1259 - Si tant est que ce ne soit (toujours) pas une maladie… (17)

Publié le par 1rΩm1

 

 

Si tant est que ce ne soit (toujours) pas

une maladie

Carnets d'un rescapé

(Journal extime)

Work in progress

 

17

Mardi 3 novembre 2020

Je réussis à configurer l’imprimante, sur le téléphone d’abord, sur la tablette ensuite.

Je lis — très peu, précisions lexicales, notes et variantes s’avérant fastidieuses —, en annotant parfois, le Château ; j’écris — ainsi j’ai publié aujourd’hui le n-ième numéro des “carnets d’un confiné” ; je fais du piano — toujours avec des trébuchements dans les doigts ; j’écoute — parfois — de la musique.

Pour ne pas demeurer dans le périmètre du kilomètre alloué au promeneur lors de ses « déplacements dérogatoires », je coche la case « déplacements pour […] achats de première nécessité » en songeant que j’allèguerai la bonne mort de mon imprimante en vue de justifier un trajet au-delà de l’orbe permise. Bon nombre de quidams doivent en user d’une même manière puisque, malgré la rareté des commerces ouverts, tandis que j’arpente les rues, les passants s’avèrent plutôt nombreux.

J’en profite pour déposer un courrier dans une agence immobilière, pour prospecter et voir quels magasins sont ouverts — ainsi le Monoprix ne se contente pas de proposer des denrées alimentaires, le rayon vestimentaire étant ouvert (différence notable avec le précédent confinement).

Au retour, voulant varier mon itinéraire, je me trompe de ruelle. Surpris d’un premier coude, puis d’un second, je ne comprends pas d’emblée mon erreur. La déroute est, au propre comme au figuré, extravagante (là aussi, dans le double sens du terme), et je m’émerveille de l’incident.

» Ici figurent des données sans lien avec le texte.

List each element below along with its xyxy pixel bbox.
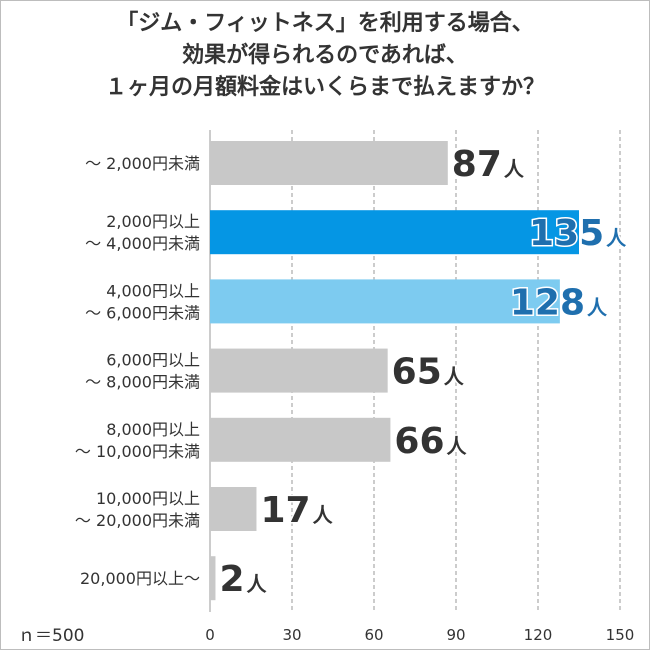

Chez l’orthophoniste. Elle me propose dix mots autour desquels bâtir un récit. Je mets moins de cinq minutes à proposer une narration.

 

Je finis de regarder — après l’avoir fractionné — le film d’Otto Preminger, Autopsie d’un meurtre, dont nous avions parlé avec Paul. Je me dis que James Stewart, ce grand corps assez raide (« souple comme un verre de lampe », aurait dit ma grand-mère), acteur plutôt inexpressif, bénéficie tout de même d’une filmographie très cohérente, depuis Mr. Smith au Sénat, jusqu’au père de famille de l’Homme qui en savait trop. Ben Gazzara, jeune et brun, est assez beau.

1259 - Si tant est que ce ne soit (toujours) pas  une maladie… (17)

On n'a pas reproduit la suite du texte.